# Hunting Yotes With An SKS Rifle



## straight shooter (Oct 15, 2007)

Ever hunt Yotes with an SKS? The 7.62x39 (30 caliber bullet) packs more than enough punch to drop a yote in it's tracks. Anyone know what the effective range of the SKS is?


----------



## Bloodyblinddoors (Oct 25, 2006)

straight shooter said:


> Ever hunt Yotes with an SKS?


I'm sure it's been done but why would you want to? Coyote calling is about sneaking in, sitting down, calling an animal in and hopefully firing a single well placed shot into an animal that could be as far 400yds. It's not about Playing Rambo in the woods trying to chase coyotes across the country side with the spray and pray mentality. I dont think the word SKS and the phrase "well placed bullet" go together. My opinion is based on my very limited knowledge of the SKS though.

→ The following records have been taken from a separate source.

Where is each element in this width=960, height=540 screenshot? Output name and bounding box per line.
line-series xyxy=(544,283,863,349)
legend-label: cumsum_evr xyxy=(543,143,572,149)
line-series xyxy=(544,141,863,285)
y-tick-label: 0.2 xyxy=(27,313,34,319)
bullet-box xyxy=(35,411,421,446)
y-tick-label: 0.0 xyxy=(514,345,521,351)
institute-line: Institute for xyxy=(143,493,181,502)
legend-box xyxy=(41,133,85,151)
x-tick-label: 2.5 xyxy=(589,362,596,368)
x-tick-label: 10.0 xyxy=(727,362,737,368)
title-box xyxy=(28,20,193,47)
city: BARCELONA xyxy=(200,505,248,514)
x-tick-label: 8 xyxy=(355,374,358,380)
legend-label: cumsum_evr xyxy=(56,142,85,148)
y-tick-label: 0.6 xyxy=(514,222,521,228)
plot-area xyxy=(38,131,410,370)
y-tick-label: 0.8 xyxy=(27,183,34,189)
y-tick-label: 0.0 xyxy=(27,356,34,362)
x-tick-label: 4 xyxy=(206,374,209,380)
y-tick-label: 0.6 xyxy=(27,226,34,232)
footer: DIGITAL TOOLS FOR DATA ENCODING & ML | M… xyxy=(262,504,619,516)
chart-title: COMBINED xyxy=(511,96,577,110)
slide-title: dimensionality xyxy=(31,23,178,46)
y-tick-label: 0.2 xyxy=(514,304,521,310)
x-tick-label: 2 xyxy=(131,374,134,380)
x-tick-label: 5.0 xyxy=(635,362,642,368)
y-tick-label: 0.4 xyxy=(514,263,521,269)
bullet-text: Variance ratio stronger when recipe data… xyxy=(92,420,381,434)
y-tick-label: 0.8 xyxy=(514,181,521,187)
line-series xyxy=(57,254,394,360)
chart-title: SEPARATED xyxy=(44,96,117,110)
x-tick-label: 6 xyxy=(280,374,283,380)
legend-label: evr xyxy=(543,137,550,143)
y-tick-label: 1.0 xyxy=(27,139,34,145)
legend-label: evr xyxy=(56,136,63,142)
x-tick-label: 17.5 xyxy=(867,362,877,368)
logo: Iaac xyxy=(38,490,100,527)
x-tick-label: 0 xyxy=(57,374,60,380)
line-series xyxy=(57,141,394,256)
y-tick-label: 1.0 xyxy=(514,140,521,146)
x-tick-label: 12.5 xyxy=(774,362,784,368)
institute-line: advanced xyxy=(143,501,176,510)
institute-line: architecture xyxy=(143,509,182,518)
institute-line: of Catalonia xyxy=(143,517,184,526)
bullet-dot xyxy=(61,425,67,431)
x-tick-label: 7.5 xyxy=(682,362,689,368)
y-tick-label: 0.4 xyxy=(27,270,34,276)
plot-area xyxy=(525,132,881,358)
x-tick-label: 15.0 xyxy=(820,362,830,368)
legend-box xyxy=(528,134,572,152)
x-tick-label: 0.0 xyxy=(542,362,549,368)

It spits a heavy enough bullet to be effective out to probly 400yds plus. But dont quote me on that. I have no idea what the FPS is on that rifle though I'm assuming it's not more than 2,700fps.

But when you take into consideration the guns accuracy, Or lack there of (can you even mount a scope on the thing?) You'll have to subtract about 300yds from the original 400 I posted.


----------



## straight shooter (Oct 15, 2007)

Bloodyblinddoors said:


> straight shooter said:
> 
> 
> > Ever hunt Yotes with an SKS?
> ...


 I'm not talking about playing Rambo. I'm saying a semi auto rifle topped with a good scope that is capable of 300 to 400 yards clean kills is better than a bolt action rifle.

Regardless of how you hunt yotes, chasing them with dogs or calling them with mouth calls or an electronic caller, I prefer a semi auto rifle for much quicker follow up shots.


----------



## ND FiveO (Jan 15, 2009)

I own an SKS and have taken one coyote with it. It's a fun gun to shoot, and packs plenty (overkill really) to drop a coyote, but accuracy is certainly a consideration. I consider mine to be similar to a 30-30 in terms of accuracy. I've practiced plenty with it and know its limitations. That being said, I wouldn't attempt a shot at a coyote-sized animal past 50 yds, as mentioned by bloodyblinddoors. I've also taken deer with it in the turtle mountains...but again, not much past 50 yds.

I drilled and tapped a chote scope mount on mine and mounted a red-dot site system which works nicely for that gun. Otherwise, as mentioned earlier, it's difficult to mount any kind of scope. Those other kinds of mounting systems that you can quickly take off and put back on are crap.

I think if you've practiced with the gun, like any weapon you plan to harvest game with, and are competent with it, you should use it. Just please know its limitations and be responsible. And anyone that thinks you could accurately engage a target 300-400 yards out with this gun is unrealistic

The first pic is of the scope mount w/a 3-9X40mm Nikon scope. The next is with the red-dot system on it. Good Luck!


----------



## barebackjack (Sep 5, 2006)

Ive never seen an SKS shoot with reliable accuracy much past 200 yards. Caliber wise, itll work, but its just not an accurate "mid-range" platform.


----------



## Big A (Mar 28, 2008)

Ya have to dance with girl you brought to the party, however, the platform was deigned to shoot people at short range at a reasonable price.


----------